And so the story continues. After much difficulty installing / setting up my new
hard drive, I decided to make matters worse by cloning my old Windows XP
partition to one of the partitions on the new drive. After a small amount of
research, I came across ntfsclone
part of the
ntfsprogs package. As quick as you can say
“apt-get install” I had it installed and was toying around with it. My biggest
concern was that I was coping a 400GB drive to a 500GB drive. I was able to
clone my drive and boot it up successfully, albeit it was only reporting 400GB.

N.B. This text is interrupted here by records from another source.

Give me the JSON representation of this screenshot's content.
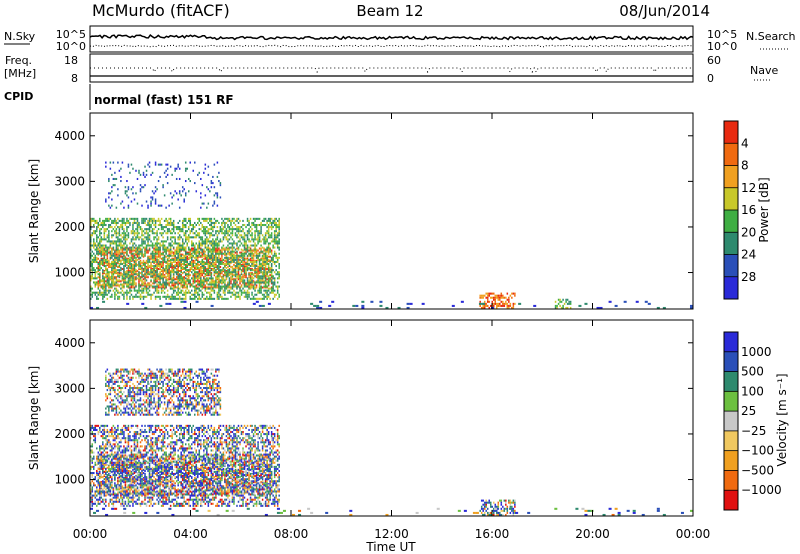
{
  "header": {
    "station": "McMurdo (fitACF)",
    "beam": "Beam 12",
    "date": "08/Jun/2014"
  },
  "noise_panel": {
    "left_label": "N.Sky",
    "right_label": "N.Search",
    "left_ticks": [
      "10^5",
      "10^0"
    ],
    "right_ticks": [
      "10^5",
      "10^0"
    ]
  },
  "freq_panel": {
    "left_label_line1": "Freq.",
    "left_label_line2": "[MHz]",
    "right_label": "Nave",
    "left_ticks": [
      "18",
      "8"
    ],
    "right_ticks": [
      "60",
      "0"
    ]
  },
  "cpid": {
    "label": "CPID",
    "value": "normal (fast) 151 RF"
  },
  "colors": {
    "power": [
      "#2a2ad8",
      "#2a4fb8",
      "#2e8a6e",
      "#3fae43",
      "#c8c82a",
      "#f0a020",
      "#f06a10",
      "#e82a10"
    ],
    "velocity": [
      "#e01010",
      "#f06a10",
      "#f0a020",
      "#f0c860",
      "#c8c8c8",
      "#6cc040",
      "#2e8a6e",
      "#2a4fb8",
      "#2a2ad8"
    ]
  },
  "chart_data": [
    {
      "type": "heatmap",
      "name": "power",
      "ylabel": "Slant Range [km]",
      "xlabel": "",
      "y_ticks": [
        1000,
        2000,
        3000,
        4000
      ],
      "ylim": [
        200,
        4500
      ],
      "x_ticks": [
        "00:00",
        "04:00",
        "08:00",
        "12:00",
        "16:00",
        "20:00",
        "00:00"
      ],
      "xlim_hours": [
        0,
        24
      ],
      "colorbar": {
        "label": "Power [dB]",
        "ticks": [
          "4",
          "8",
          "12",
          "16",
          "20",
          "24",
          "28"
        ],
        "range": [
          0,
          32
        ]
      },
      "regions": [
        {
          "t": [
            0.3,
            7.2
          ],
          "r": [
            650,
            1550
          ],
          "level": "high"
        },
        {
          "t": [
            0.0,
            7.5
          ],
          "r": [
            400,
            2200
          ],
          "level": "mid"
        },
        {
          "t": [
            0.6,
            5.2
          ],
          "r": [
            2400,
            3400
          ],
          "level": "low"
        },
        {
          "t": [
            15.5,
            16.9
          ],
          "r": [
            200,
            550
          ],
          "level": "high"
        },
        {
          "t": [
            18.5,
            19.2
          ],
          "r": [
            200,
            400
          ],
          "level": "mid"
        },
        {
          "t": [
            0,
            24
          ],
          "r": [
            200,
            350
          ],
          "level": "sparse"
        }
      ]
    },
    {
      "type": "heatmap",
      "name": "velocity",
      "ylabel": "Slant Range [km]",
      "xlabel": "Time UT",
      "y_ticks": [
        1000,
        2000,
        3000,
        4000
      ],
      "ylim": [
        200,
        4500
      ],
      "x_ticks": [
        "00:00",
        "04:00",
        "08:00",
        "12:00",
        "16:00",
        "20:00",
        "00:00"
      ],
      "xlim_hours": [
        0,
        24
      ],
      "colorbar": {
        "label": "Velocity [m s^-1]",
        "ticks": [
          "1000",
          "500",
          "100",
          "25",
          "−25",
          "−100",
          "−500",
          "−1000"
        ],
        "range": [
          -1200,
          1200
        ]
      },
      "regions": [
        {
          "t": [
            0.3,
            7.2
          ],
          "r": [
            650,
            1550
          ],
          "level": "mixed"
        },
        {
          "t": [
            0.0,
            7.5
          ],
          "r": [
            400,
            2200
          ],
          "level": "mixed"
        },
        {
          "t": [
            0.6,
            5.2
          ],
          "r": [
            2400,
            3400
          ],
          "level": "mixed"
        },
        {
          "t": [
            15.5,
            16.9
          ],
          "r": [
            200,
            550
          ],
          "level": "mixed"
        },
        {
          "t": [
            0,
            24
          ],
          "r": [
            200,
            350
          ],
          "level": "sparse"
        }
      ]
    }
  ]
}
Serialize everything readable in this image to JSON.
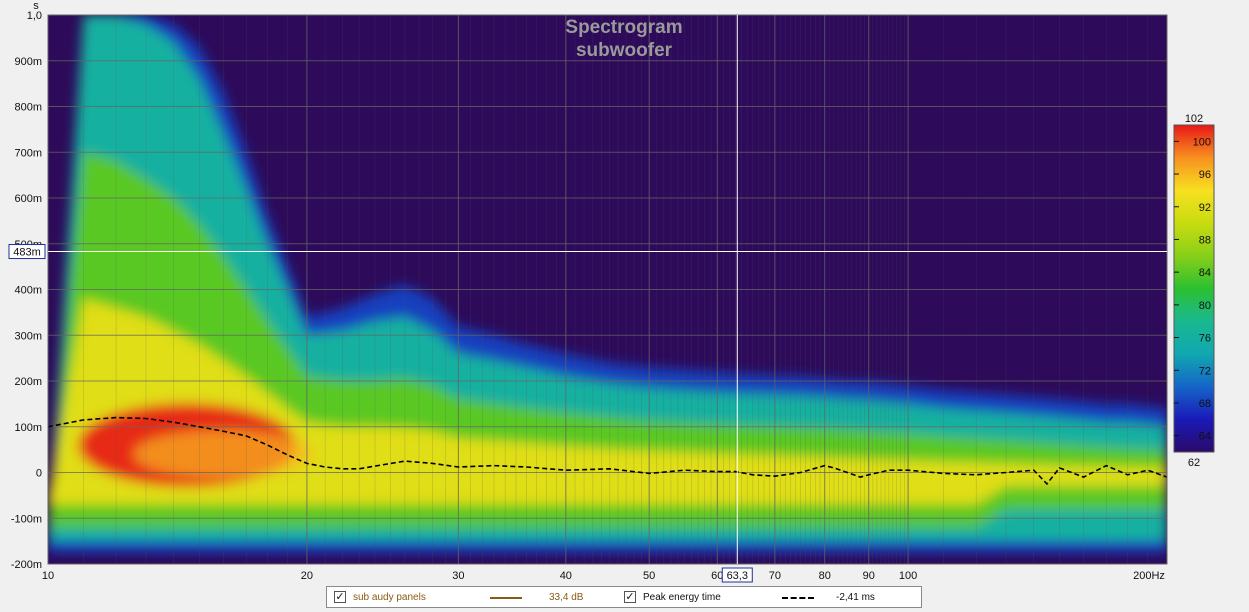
{
  "chart_data": {
    "type": "heatmap",
    "title": "Spectrogram",
    "subtitle": "subwoofer",
    "x_axis": {
      "scale": "log",
      "range_hz": [
        10,
        200
      ],
      "unit": "Hz",
      "ticks": [
        10,
        20,
        30,
        40,
        50,
        60,
        70,
        80,
        90,
        100,
        200
      ],
      "tick_labels": [
        "10",
        "20",
        "30",
        "40",
        "50",
        "60",
        "70",
        "80",
        "90",
        "100",
        "200Hz"
      ]
    },
    "y_axis": {
      "unit": "s",
      "range_ms": [
        -200,
        1000
      ],
      "ticks_ms": [
        1000,
        900,
        800,
        700,
        600,
        500,
        400,
        300,
        200,
        100,
        0,
        -100,
        -200
      ],
      "tick_labels": [
        "1,0",
        "900m",
        "800m",
        "700m",
        "600m",
        "500m",
        "400m",
        "300m",
        "200m",
        "100m",
        "0",
        "-100m",
        "-200m"
      ]
    },
    "colorbar": {
      "range_db": [
        62,
        102
      ],
      "ticks": [
        64,
        68,
        72,
        76,
        80,
        84,
        88,
        92,
        96,
        100
      ],
      "min_label": "62",
      "max_label": "102",
      "stops": [
        {
          "db": 62,
          "color": "#2a0a6a"
        },
        {
          "db": 66,
          "color": "#1a1ab8"
        },
        {
          "db": 70,
          "color": "#1565c8"
        },
        {
          "db": 74,
          "color": "#10a8b0"
        },
        {
          "db": 78,
          "color": "#1ab890"
        },
        {
          "db": 82,
          "color": "#2cc030"
        },
        {
          "db": 86,
          "color": "#88d018"
        },
        {
          "db": 90,
          "color": "#c8dc10"
        },
        {
          "db": 94,
          "color": "#f8e020"
        },
        {
          "db": 98,
          "color": "#f89020"
        },
        {
          "db": 102,
          "color": "#e81818"
        }
      ]
    },
    "background_color": "#2d0a5a",
    "cursor": {
      "x_label": "63,3",
      "y_label": "483m",
      "freq_hz": 63.3,
      "time_ms": 483
    },
    "contour_time_ms": {
      "freqs_hz": [
        10,
        11,
        12,
        13,
        14,
        15,
        16,
        17,
        18,
        19,
        20,
        22,
        24,
        26,
        28,
        30,
        33,
        36,
        40,
        45,
        50,
        55,
        60,
        65,
        70,
        75,
        80,
        85,
        90,
        100,
        110,
        120,
        130,
        140,
        150,
        160,
        170,
        180,
        190,
        200
      ],
      "levels_db": [
        68,
        76,
        84,
        92
      ],
      "level_times_ms": [
        [
          -180,
          1000,
          1000,
          1000,
          980,
          930,
          830,
          700,
          560,
          450,
          340,
          360,
          390,
          410,
          380,
          320,
          300,
          280,
          260,
          240,
          230,
          225,
          220,
          215,
          212,
          210,
          205,
          200,
          200,
          190,
          180,
          175,
          170,
          165,
          160,
          155,
          150,
          150,
          145,
          140
        ],
        [
          -155,
          1000,
          1000,
          980,
          940,
          860,
          740,
          620,
          500,
          400,
          300,
          310,
          330,
          340,
          310,
          260,
          245,
          230,
          210,
          195,
          185,
          180,
          175,
          172,
          170,
          168,
          165,
          160,
          158,
          150,
          140,
          135,
          130,
          125,
          120,
          115,
          110,
          110,
          105,
          100
        ],
        [
          -120,
          700,
          680,
          640,
          600,
          540,
          470,
          400,
          330,
          270,
          210,
          200,
          200,
          205,
          190,
          160,
          150,
          140,
          130,
          120,
          112,
          108,
          105,
          102,
          100,
          98,
          96,
          93,
          90,
          85,
          78,
          74,
          70,
          66,
          62,
          58,
          55,
          52,
          50,
          48
        ],
        [
          -60,
          380,
          360,
          340,
          310,
          280,
          245,
          210,
          175,
          140,
          110,
          100,
          100,
          98,
          90,
          75,
          70,
          65,
          58,
          52,
          48,
          45,
          42,
          40,
          38,
          36,
          34,
          32,
          30,
          27,
          24,
          22,
          20,
          18,
          16,
          15,
          14,
          13,
          12,
          12
        ]
      ],
      "peak_region": {
        "freqs_hz": [
          10,
          20
        ],
        "db": 102
      }
    },
    "series": [
      {
        "name": "Peak energy time",
        "style": "dashed",
        "color": "#000000",
        "x_hz": [
          10,
          11,
          12,
          13,
          14,
          15,
          16,
          17,
          18,
          19,
          20,
          21,
          22,
          23,
          24,
          26,
          28,
          30,
          33,
          36,
          40,
          45,
          50,
          55,
          60,
          63,
          66,
          70,
          75,
          80,
          82,
          85,
          88,
          90,
          95,
          100,
          110,
          120,
          130,
          140,
          145,
          150,
          160,
          170,
          180,
          190,
          200
        ],
        "y_ms": [
          100,
          115,
          120,
          118,
          110,
          100,
          90,
          80,
          60,
          38,
          20,
          12,
          8,
          8,
          14,
          25,
          20,
          12,
          15,
          12,
          5,
          8,
          -2,
          5,
          2,
          2,
          -5,
          -8,
          0,
          15,
          10,
          0,
          -10,
          -5,
          5,
          5,
          -2,
          -5,
          0,
          5,
          -25,
          10,
          -10,
          15,
          -5,
          5,
          -10
        ]
      }
    ],
    "legend": {
      "entries": [
        {
          "label": "sub  audy panels",
          "value": "33,4 dB",
          "color": "#8b5a14",
          "style": "solid",
          "checked": true
        },
        {
          "label": "Peak energy time",
          "value": "-2,41 ms",
          "color": "#000000",
          "style": "dashed",
          "checked": true
        }
      ]
    }
  }
}
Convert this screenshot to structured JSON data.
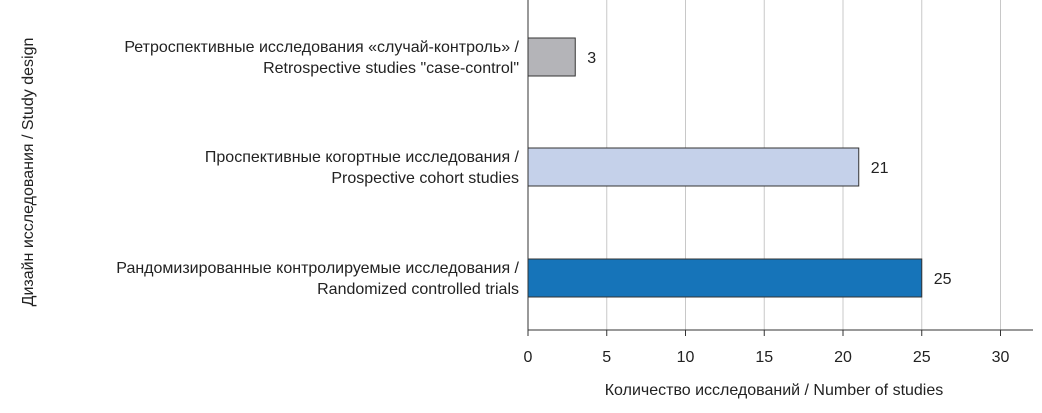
{
  "chart_data": {
    "type": "bar",
    "orientation": "horizontal",
    "xlabel": "Количество исследований / Number of studies",
    "ylabel": "Дизайн исследования / Study design",
    "xlim": [
      0,
      32
    ],
    "xticks": [
      0,
      5,
      10,
      15,
      20,
      25,
      30
    ],
    "grid": "vertical",
    "categories": [
      {
        "line1": "Ретроспективные исследования «случай-контроль» /",
        "line2": "Retrospective studies \"case-control\"",
        "value": 3,
        "color": "#b4b4b8"
      },
      {
        "line1": "Проспективные когортные исследования /",
        "line2": "Prospective cohort studies",
        "value": 21,
        "color": "#c5d1ea"
      },
      {
        "line1": "Рандомизированные контролируемые исследования /",
        "line2": "Randomized controlled trials",
        "value": 25,
        "color": "#1674b9"
      }
    ]
  }
}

Wait a second, where did my Vista bootloader go? Shit, lost it again. Before I
addressed that issue, I went ahead and resolved my 400GB drive issue. Luckily,
there was another application named ntfsresize
that fixed me right up.
Okay, so now I’m at the point where I have successfully cloned my XP drive, but
Vista was lost because of the missing bootloader. I went through the motions of
running the restore bootloader from the installation disc… 5 times. Yes, 5
times, because after Googling around a bit, I found that the restore doesn’t
work all of the time, in fact it’s very common for it to take multiple attempts
before it works. “WOW”, is all I can say about that. Now the repair did finally
work, only now I could only boot into Vista, and no option for XP. Fed up, I
went searching for an application to fix the glitch. Said application was Vista
Boot Pro, which was well worth the $9.95 to fix
my situation. The program worked first time and allowed me to add Vista and XP
to the bootloader with the labels that I wanted. I’ve yet to find an open source
alternative so that may end up being a project of mine in the near future.